- Interactive map of Yupo
- Country: Thailand
- Province: Yala
- Amphoe: Mueang Yala

Population (2017)
- • Total: 6,932
- Time zone: UTC+7 (TST)
- Postal code: 95000
- TIS 1099: 950103

= Yupo subdistrict =

Yupo (ยุโป, /th/) is a tambon (subdistrict) of Mueang Yala District, in Yala Province, Thailand.
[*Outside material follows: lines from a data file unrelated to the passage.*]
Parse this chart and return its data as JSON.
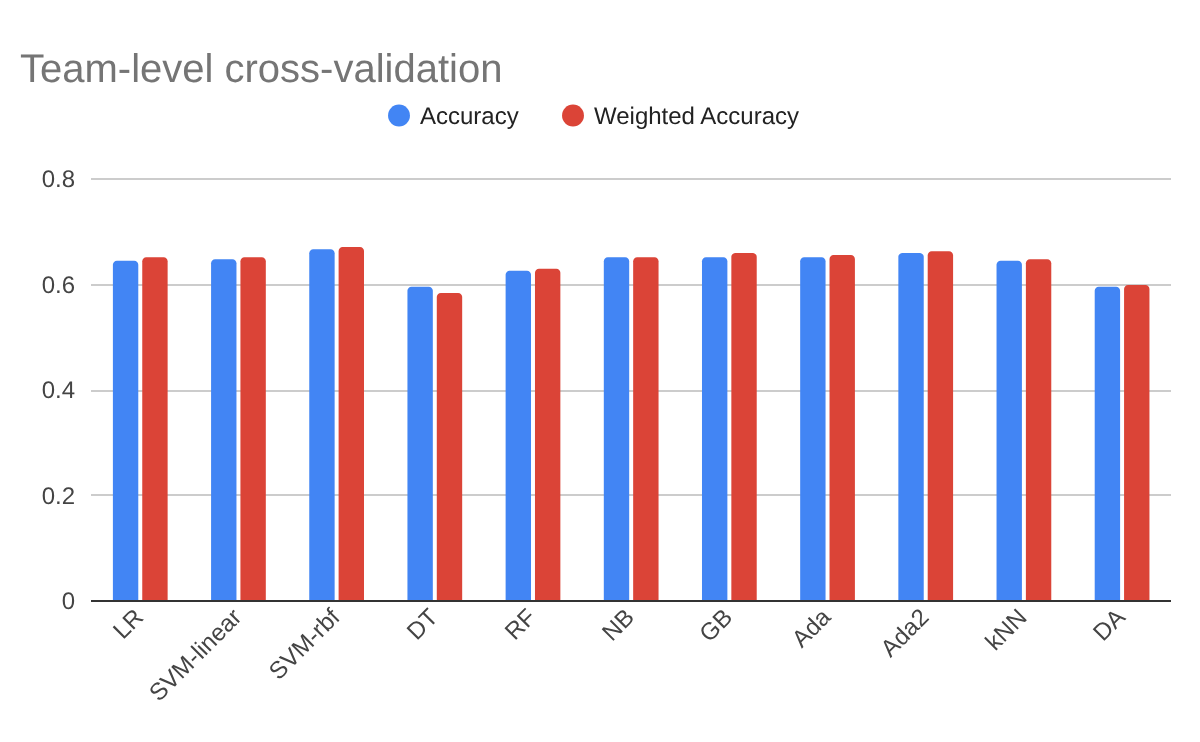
{
  "chart_data": {
    "type": "bar",
    "title": "Team-level cross-validation",
    "categories": [
      "LR",
      "SVM-linear",
      "SVM-rbf",
      "DT",
      "RF",
      "NB",
      "GB",
      "Ada",
      "Ada2",
      "kNN",
      "DA"
    ],
    "series": [
      {
        "name": "Accuracy",
        "color": "#4285f4",
        "values": [
          0.643,
          0.646,
          0.665,
          0.594,
          0.624,
          0.65,
          0.65,
          0.65,
          0.658,
          0.643,
          0.594
        ]
      },
      {
        "name": "Weighted Accuracy",
        "color": "#db4437",
        "values": [
          0.65,
          0.65,
          0.669,
          0.582,
          0.628,
          0.65,
          0.658,
          0.654,
          0.661,
          0.646,
          0.597
        ]
      }
    ],
    "ylim": [
      0,
      0.8
    ],
    "yticks": [
      {
        "value": 0,
        "label": "0"
      },
      0.2,
      0.4,
      0.6,
      0.8
    ],
    "grid": "y",
    "legend": "top"
  }
}
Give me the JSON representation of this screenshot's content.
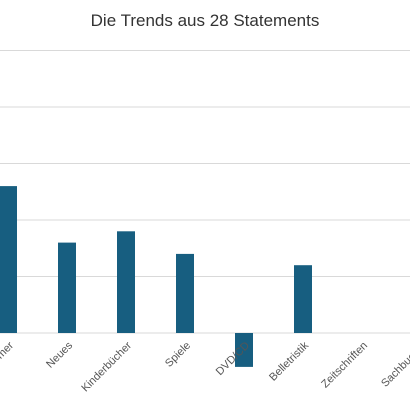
{
  "chart_data": {
    "type": "bar",
    "title": "Die Trends aus 28 Statements",
    "categories": [
      "mer",
      "Neues",
      "Kinderbücher",
      "Spiele",
      "DVD/CD",
      "Belletristik",
      "Zeitschriften",
      "Sachbuch F"
    ],
    "values": [
      2.6,
      1.6,
      1.8,
      1.4,
      -0.6,
      1.2,
      0,
      0
    ],
    "ylim": [
      -1.4,
      5
    ],
    "grid": true,
    "colors": {
      "bar": "#175e80",
      "grid": "#d9d9d9"
    }
  }
}
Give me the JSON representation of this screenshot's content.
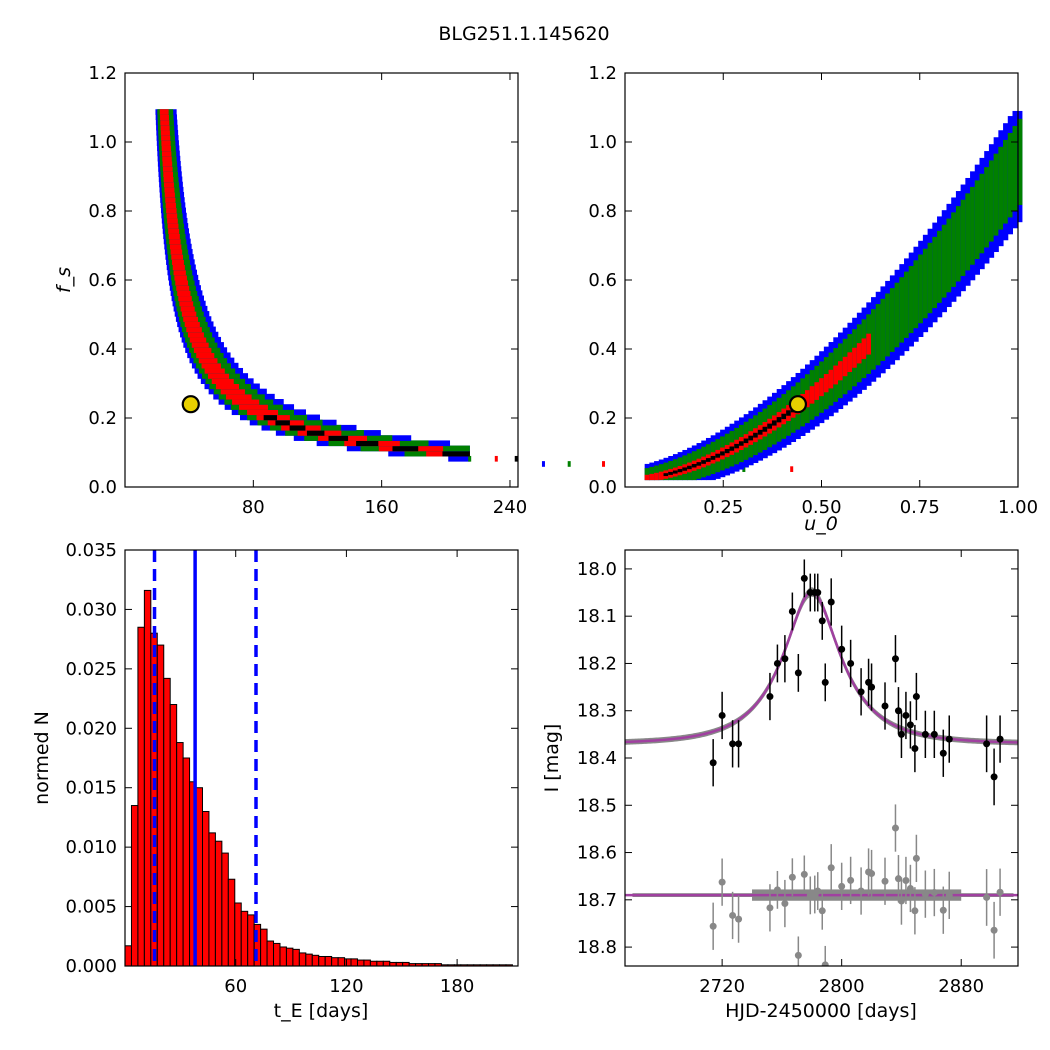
{
  "title": "BLG251.1.145620",
  "colors": {
    "sigma1": "#000000",
    "sigma2": "#ff0000",
    "sigma3": "#008000",
    "sigma4": "#0000ff",
    "best": "#e8d000",
    "hist": "#ff0000",
    "model": "#a040a0",
    "band": "#888888"
  },
  "chart_data": [
    {
      "id": "fs_vs_tE",
      "type": "heatmap",
      "ylabel": "f_s",
      "xlabel": "",
      "xlim": [
        0,
        245
      ],
      "ylim": [
        0,
        1.2
      ],
      "xticks": [
        "80",
        "160",
        "240"
      ],
      "xtick_values": [
        80,
        160,
        240
      ],
      "yticks": [
        "0.0",
        "0.2",
        "0.4",
        "0.6",
        "0.8",
        "1.0",
        "1.2"
      ],
      "ytick_values": [
        0,
        0.2,
        0.4,
        0.6,
        0.8,
        1.0,
        1.2
      ],
      "curve": {
        "k": 10.6,
        "a": 0.4
      },
      "best_fit": {
        "x": 41,
        "y": 0.24
      }
    },
    {
      "id": "fs_vs_u0",
      "type": "heatmap",
      "xlabel": "u_0",
      "ylabel": "",
      "xlim": [
        0,
        1.0
      ],
      "ylim": [
        0,
        1.2
      ],
      "xticks": [
        "0.25",
        "0.50",
        "0.75",
        "1.00"
      ],
      "xtick_values": [
        0.25,
        0.5,
        0.75,
        1.0
      ],
      "yticks": [
        "0.0",
        "0.2",
        "0.4",
        "0.6",
        "0.8",
        "1.0",
        "1.2"
      ],
      "ytick_values": [
        0,
        0.2,
        0.4,
        0.6,
        0.8,
        1.0,
        1.2
      ],
      "best_fit": {
        "x": 0.44,
        "y": 0.24
      }
    },
    {
      "id": "tE_hist",
      "type": "bar",
      "xlabel": "t_E [days]",
      "ylabel": "normed N",
      "xlim": [
        0,
        213
      ],
      "ylim": [
        0,
        0.035
      ],
      "xticks": [
        "60",
        "120",
        "180"
      ],
      "xtick_values": [
        60,
        120,
        180
      ],
      "yticks": [
        "0.000",
        "0.005",
        "0.010",
        "0.015",
        "0.020",
        "0.025",
        "0.030",
        "0.035"
      ],
      "ytick_values": [
        0,
        0.005,
        0.01,
        0.015,
        0.02,
        0.025,
        0.03,
        0.035
      ],
      "bin_start": 0,
      "bin_width": 3.5,
      "values": [
        0.0017,
        0.0135,
        0.0285,
        0.0316,
        0.028,
        0.027,
        0.0242,
        0.022,
        0.0188,
        0.0175,
        0.0155,
        0.015,
        0.013,
        0.0112,
        0.0105,
        0.0095,
        0.0073,
        0.0053,
        0.0046,
        0.0043,
        0.0035,
        0.0031,
        0.0021,
        0.0019,
        0.0016,
        0.0015,
        0.0014,
        0.0011,
        0.001,
        0.0009,
        0.0008,
        0.0008,
        0.0007,
        0.0007,
        0.0006,
        0.0006,
        0.0005,
        0.0005,
        0.0004,
        0.0004,
        0.0004,
        0.0003,
        0.0003,
        0.0003,
        0.0002,
        0.0002,
        0.0002,
        0.0002,
        0.0002,
        0.0001,
        0.0001,
        0.0001,
        0.0001,
        0.0001,
        0.0001,
        0.0001,
        0.0001,
        0.0001,
        0.0001,
        0.0001,
        0.0
      ],
      "median": 38,
      "bounds": [
        16,
        71
      ]
    },
    {
      "id": "light_curve",
      "type": "scatter",
      "xlabel": "HJD-2450000 [days]",
      "ylabel": "I [mag]",
      "xlim": [
        2655,
        2918
      ],
      "ylim": [
        18.84,
        17.96
      ],
      "xticks": [
        "2720",
        "2800",
        "2880"
      ],
      "xtick_values": [
        2720,
        2800,
        2880
      ],
      "yticks": [
        "18.0",
        "18.1",
        "18.2",
        "18.3",
        "18.4",
        "18.5",
        "18.6",
        "18.7",
        "18.8"
      ],
      "ytick_values": [
        18.0,
        18.1,
        18.2,
        18.3,
        18.4,
        18.5,
        18.6,
        18.7,
        18.8
      ],
      "model": {
        "t0": 2780,
        "tE": 41,
        "u0": 0.44,
        "fs": 0.24,
        "base": 18.37
      },
      "resid_offset": 18.69,
      "points": [
        [
          2714,
          18.41,
          0.05
        ],
        [
          2720,
          18.31,
          0.05
        ],
        [
          2727,
          18.37,
          0.05
        ],
        [
          2731,
          18.37,
          0.05
        ],
        [
          2752,
          18.27,
          0.05
        ],
        [
          2757,
          18.2,
          0.04
        ],
        [
          2762,
          18.19,
          0.05
        ],
        [
          2767,
          18.09,
          0.04
        ],
        [
          2771,
          18.22,
          0.04
        ],
        [
          2775,
          18.02,
          0.04
        ],
        [
          2779,
          18.05,
          0.04
        ],
        [
          2782,
          18.05,
          0.04
        ],
        [
          2784,
          18.05,
          0.04
        ],
        [
          2787,
          18.11,
          0.04
        ],
        [
          2789,
          18.24,
          0.04
        ],
        [
          2793,
          18.07,
          0.05
        ],
        [
          2800,
          18.17,
          0.05
        ],
        [
          2806,
          18.2,
          0.05
        ],
        [
          2813,
          18.26,
          0.05
        ],
        [
          2818,
          18.24,
          0.05
        ],
        [
          2820,
          18.25,
          0.05
        ],
        [
          2829,
          18.29,
          0.05
        ],
        [
          2836,
          18.19,
          0.05
        ],
        [
          2838,
          18.3,
          0.05
        ],
        [
          2840,
          18.35,
          0.05
        ],
        [
          2843,
          18.31,
          0.05
        ],
        [
          2846,
          18.33,
          0.05
        ],
        [
          2849,
          18.38,
          0.05
        ],
        [
          2850,
          18.27,
          0.05
        ],
        [
          2856,
          18.35,
          0.05
        ],
        [
          2862,
          18.35,
          0.05
        ],
        [
          2868,
          18.39,
          0.05
        ],
        [
          2872,
          18.36,
          0.05
        ],
        [
          2897,
          18.37,
          0.06
        ],
        [
          2902,
          18.44,
          0.06
        ],
        [
          2906,
          18.36,
          0.05
        ]
      ]
    }
  ]
}
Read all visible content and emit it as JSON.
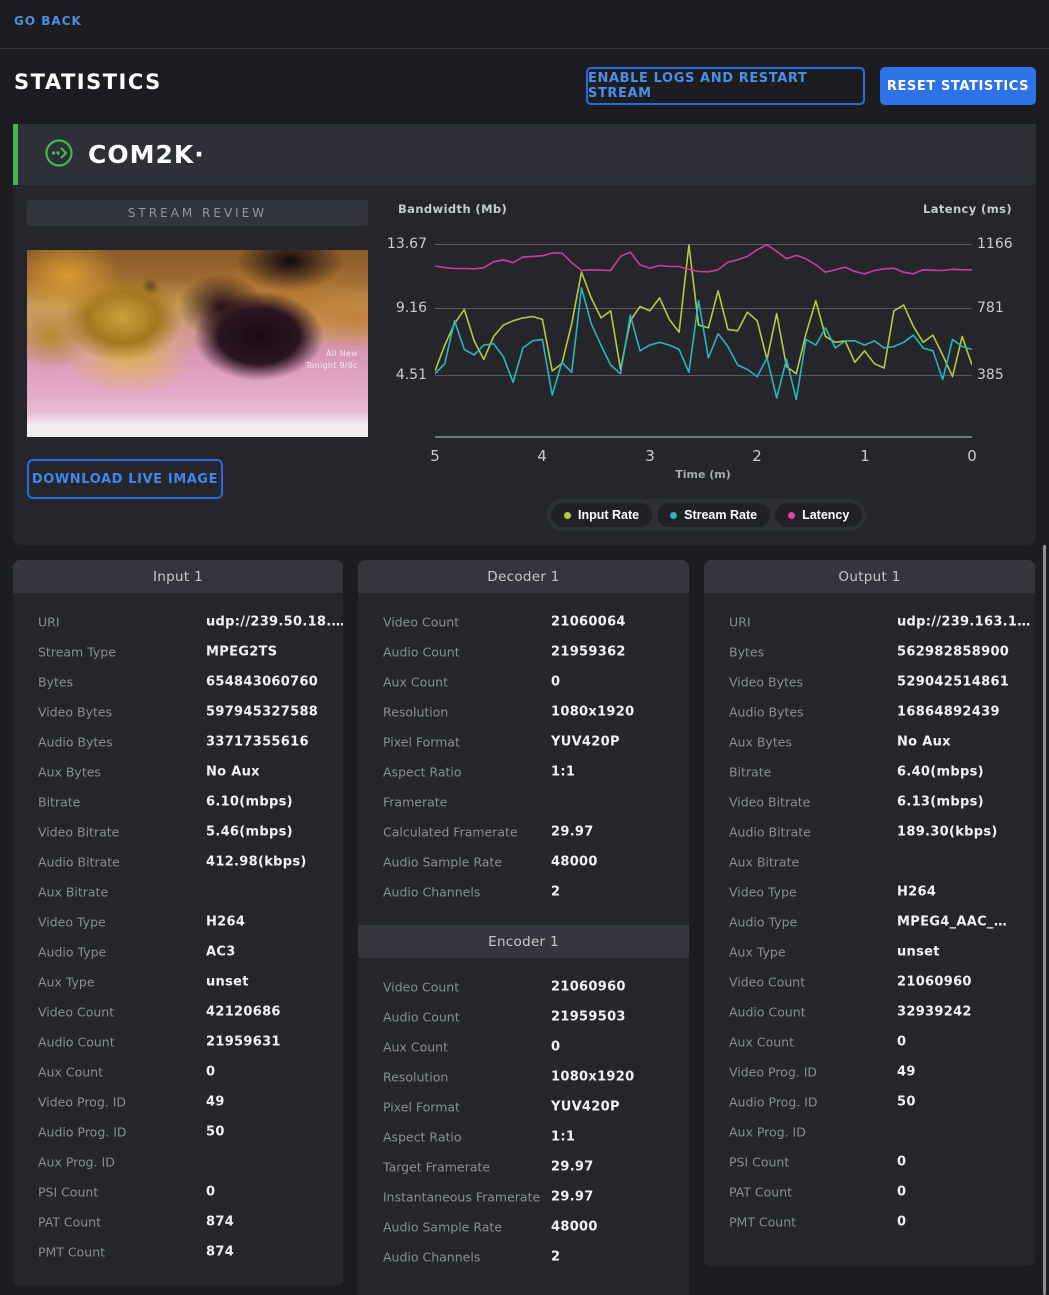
{
  "nav": {
    "go_back": "GO BACK"
  },
  "header": {
    "title": "STATISTICS",
    "enable_logs_button": "ENABLE LOGS AND RESTART STREAM",
    "reset_button": "RESET STATISTICS"
  },
  "brand": {
    "name": "COM2K·"
  },
  "stream_review": {
    "title": "STREAM REVIEW",
    "download_button": "DOWNLOAD LIVE IMAGE",
    "overlay_line1": "All New",
    "overlay_line2": "Tonight 9/8c"
  },
  "chart_data": {
    "type": "line",
    "left_title": "Bandwidth (Mb)",
    "right_title": "Latency (ms)",
    "x_title": "Time (m)",
    "left_ticks": [
      "13.67",
      "9.16",
      "4.51"
    ],
    "right_ticks": [
      "1166",
      "781",
      "385"
    ],
    "x_ticks": [
      "5",
      "4",
      "3",
      "2",
      "1",
      "0"
    ],
    "left_grid_values": [
      13.67,
      9.16,
      4.51
    ],
    "right_grid_values": [
      1166,
      781,
      385
    ],
    "x_range": [
      5,
      0
    ],
    "grid": true,
    "legend_position": "bottom",
    "legend": [
      {
        "label": "Input Rate",
        "color": "#b9c93f"
      },
      {
        "label": "Stream Rate",
        "color": "#2ab5bd"
      },
      {
        "label": "Latency",
        "color": "#e0449f"
      }
    ],
    "series": [
      {
        "name": "Input Rate",
        "axis": "left",
        "color": "#b9c93f",
        "values": [
          4.8,
          6.6,
          8.1,
          9.1,
          6.9,
          5.6,
          7.2,
          8.0,
          8.3,
          8.5,
          8.6,
          8.4,
          4.8,
          5.3,
          8.1,
          11.7,
          9.9,
          8.5,
          9.0,
          4.9,
          8.3,
          9.3,
          9.0,
          9.9,
          8.4,
          7.5,
          13.6,
          8.0,
          7.8,
          10.4,
          7.7,
          7.6,
          8.9,
          8.3,
          5.6,
          8.8,
          5.1,
          4.6,
          7.4,
          9.7,
          7.2,
          6.8,
          6.9,
          5.4,
          6.2,
          5.3,
          5.0,
          9.0,
          9.4,
          7.9,
          6.8,
          7.3,
          5.9,
          4.4,
          7.2,
          5.2
        ]
      },
      {
        "name": "Stream Rate",
        "axis": "left",
        "color": "#2ab5bd",
        "values": [
          4.6,
          5.3,
          8.3,
          6.3,
          5.9,
          6.6,
          6.7,
          5.8,
          4.0,
          6.4,
          6.9,
          7.0,
          3.1,
          5.4,
          4.7,
          10.6,
          8.1,
          6.6,
          5.2,
          4.6,
          8.7,
          6.2,
          6.6,
          6.8,
          6.6,
          6.3,
          4.7,
          9.7,
          5.7,
          7.4,
          6.5,
          5.2,
          4.9,
          4.4,
          5.7,
          2.9,
          5.6,
          2.8,
          7.0,
          6.6,
          7.8,
          6.4,
          6.9,
          6.9,
          6.6,
          6.9,
          6.4,
          6.5,
          6.8,
          7.3,
          6.4,
          6.2,
          4.2,
          7.0,
          6.5,
          6.3
        ]
      },
      {
        "name": "Latency",
        "axis": "right",
        "color": "#d13b9a",
        "values": [
          1035,
          1025,
          1020,
          1020,
          1018,
          1025,
          1060,
          1072,
          1055,
          1088,
          1092,
          1096,
          1112,
          1112,
          1055,
          1008,
          1012,
          1010,
          1008,
          1092,
          1118,
          1042,
          1022,
          1038,
          1032,
          1032,
          1015,
          1002,
          1000,
          1012,
          1058,
          1072,
          1092,
          1132,
          1162,
          1122,
          1078,
          1098,
          1078,
          1042,
          998,
          1012,
          1028,
          1002,
          988,
          1008,
          1018,
          1022,
          998,
          988,
          1012,
          1010,
          1008,
          1015,
          1012,
          1012
        ]
      }
    ]
  },
  "panels": {
    "input": {
      "title": "Input 1",
      "rows": [
        {
          "label": "URI",
          "value": "udp://239.50.18.…"
        },
        {
          "label": "Stream Type",
          "value": "MPEG2TS"
        },
        {
          "label": "Bytes",
          "value": "654843060760"
        },
        {
          "label": "Video Bytes",
          "value": "597945327588"
        },
        {
          "label": "Audio Bytes",
          "value": "33717355616"
        },
        {
          "label": "Aux Bytes",
          "value": "No Aux"
        },
        {
          "label": "Bitrate",
          "value": "6.10(mbps)"
        },
        {
          "label": "Video Bitrate",
          "value": "5.46(mbps)"
        },
        {
          "label": "Audio Bitrate",
          "value": "412.98(kbps)"
        },
        {
          "label": "Aux Bitrate",
          "value": ""
        },
        {
          "label": "Video Type",
          "value": "H264"
        },
        {
          "label": "Audio Type",
          "value": "AC3"
        },
        {
          "label": "Aux Type",
          "value": "unset"
        },
        {
          "label": "Video Count",
          "value": "42120686"
        },
        {
          "label": "Audio Count",
          "value": "21959631"
        },
        {
          "label": "Aux Count",
          "value": "0"
        },
        {
          "label": "Video Prog. ID",
          "value": "49"
        },
        {
          "label": "Audio Prog. ID",
          "value": "50"
        },
        {
          "label": "Aux Prog. ID",
          "value": ""
        },
        {
          "label": "PSI Count",
          "value": "0"
        },
        {
          "label": "PAT Count",
          "value": "874"
        },
        {
          "label": "PMT Count",
          "value": "874"
        }
      ]
    },
    "decoder": {
      "title": "Decoder 1",
      "rows": [
        {
          "label": "Video Count",
          "value": "21060064"
        },
        {
          "label": "Audio Count",
          "value": "21959362"
        },
        {
          "label": "Aux Count",
          "value": "0"
        },
        {
          "label": "Resolution",
          "value": "1080x1920"
        },
        {
          "label": "Pixel Format",
          "value": "YUV420P"
        },
        {
          "label": "Aspect Ratio",
          "value": "1:1"
        },
        {
          "label": "Framerate",
          "value": ""
        },
        {
          "label": "Calculated Framerate",
          "value": "29.97"
        },
        {
          "label": "Audio Sample Rate",
          "value": "48000"
        },
        {
          "label": "Audio Channels",
          "value": "2"
        }
      ]
    },
    "encoder": {
      "title": "Encoder 1",
      "rows": [
        {
          "label": "Video Count",
          "value": "21060960"
        },
        {
          "label": "Audio Count",
          "value": "21959503"
        },
        {
          "label": "Aux Count",
          "value": "0"
        },
        {
          "label": "Resolution",
          "value": "1080x1920"
        },
        {
          "label": "Pixel Format",
          "value": "YUV420P"
        },
        {
          "label": "Aspect Ratio",
          "value": "1:1"
        },
        {
          "label": "Target Framerate",
          "value": "29.97"
        },
        {
          "label": "Instantaneous Framerate",
          "value": "29.97"
        },
        {
          "label": "Audio Sample Rate",
          "value": "48000"
        },
        {
          "label": "Audio Channels",
          "value": "2"
        }
      ]
    },
    "output": {
      "title": "Output 1",
      "rows": [
        {
          "label": "URI",
          "value": "udp://239.163.1…"
        },
        {
          "label": "Bytes",
          "value": "562982858900"
        },
        {
          "label": "Video Bytes",
          "value": "529042514861"
        },
        {
          "label": "Audio Bytes",
          "value": "16864892439"
        },
        {
          "label": "Aux Bytes",
          "value": "No Aux"
        },
        {
          "label": "Bitrate",
          "value": "6.40(mbps)"
        },
        {
          "label": "Video Bitrate",
          "value": "6.13(mbps)"
        },
        {
          "label": "Audio Bitrate",
          "value": "189.30(kbps)"
        },
        {
          "label": "Aux Bitrate",
          "value": ""
        },
        {
          "label": "Video Type",
          "value": "H264"
        },
        {
          "label": "Audio Type",
          "value": "MPEG4_AAC_…"
        },
        {
          "label": "Aux Type",
          "value": "unset"
        },
        {
          "label": "Video Count",
          "value": "21060960"
        },
        {
          "label": "Audio Count",
          "value": "32939242"
        },
        {
          "label": "Aux Count",
          "value": "0"
        },
        {
          "label": "Video Prog. ID",
          "value": "49"
        },
        {
          "label": "Audio Prog. ID",
          "value": "50"
        },
        {
          "label": "Aux Prog. ID",
          "value": ""
        },
        {
          "label": "PSI Count",
          "value": "0"
        },
        {
          "label": "PAT Count",
          "value": "0"
        },
        {
          "label": "PMT Count",
          "value": "0"
        }
      ]
    }
  },
  "colors": {
    "accent_green": "#43b654",
    "accent_blue": "#2d72e8",
    "link_blue": "#4a90e2"
  }
}
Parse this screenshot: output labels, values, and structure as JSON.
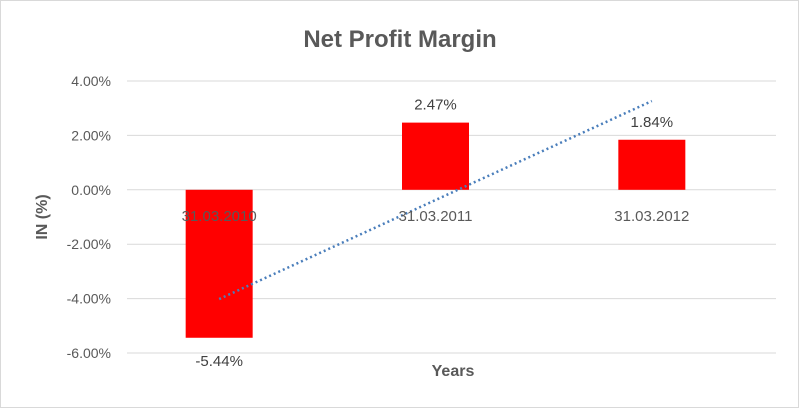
{
  "chart_data": {
    "type": "bar",
    "title": "Net Profit Margin",
    "xlabel": "Years",
    "ylabel": "IN (%)",
    "categories": [
      "31.03.2010",
      "31.03.2011",
      "31.03.2012"
    ],
    "series": [
      {
        "values": [
          -5.44,
          2.47,
          1.84
        ],
        "color": "#ff0000"
      }
    ],
    "data_labels": [
      "-5.44%",
      "2.47%",
      "1.84%"
    ],
    "y_ticks": [
      "4.00%",
      "2.00%",
      "0.00%",
      "-2.00%",
      "-4.00%",
      "-6.00%"
    ],
    "y_tick_values": [
      4,
      2,
      0,
      -2,
      -4,
      -6
    ],
    "ylim": [
      -6,
      4
    ],
    "gridlines": true,
    "trendline": {
      "type": "linear",
      "style": "dotted",
      "color": "#4a7ebb"
    }
  }
}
In 2017 it had a total population of 6,932 people.

==Administration==

===Central administration===
The tambon is subdivided into 6 administrative villages (muban).

| No. | Name | Thai |
|---|---|---|
| 01. | Ban Yupo | บ้านยุโป |
| 02. | Ban Thung Riang | บ้านทุ่งเหรี่ยง |
| 03. | Ban Bado | บ้านบาโด |
| 04. | Ban Thung Yamu | บ้านทุ่งยามู |
| 05. | Ban Khlong Sai Nai | บ้านคลองทรายใน |
| 06. | Ban Bo Chet Suk | บ้านบ่อเจ็ดลูก |

===Local administration===
The whole area of the subdistrict is covered by the subdistrict municipality (Thesaban Tambon) Yupo (เทศบาลตำบลยุโป).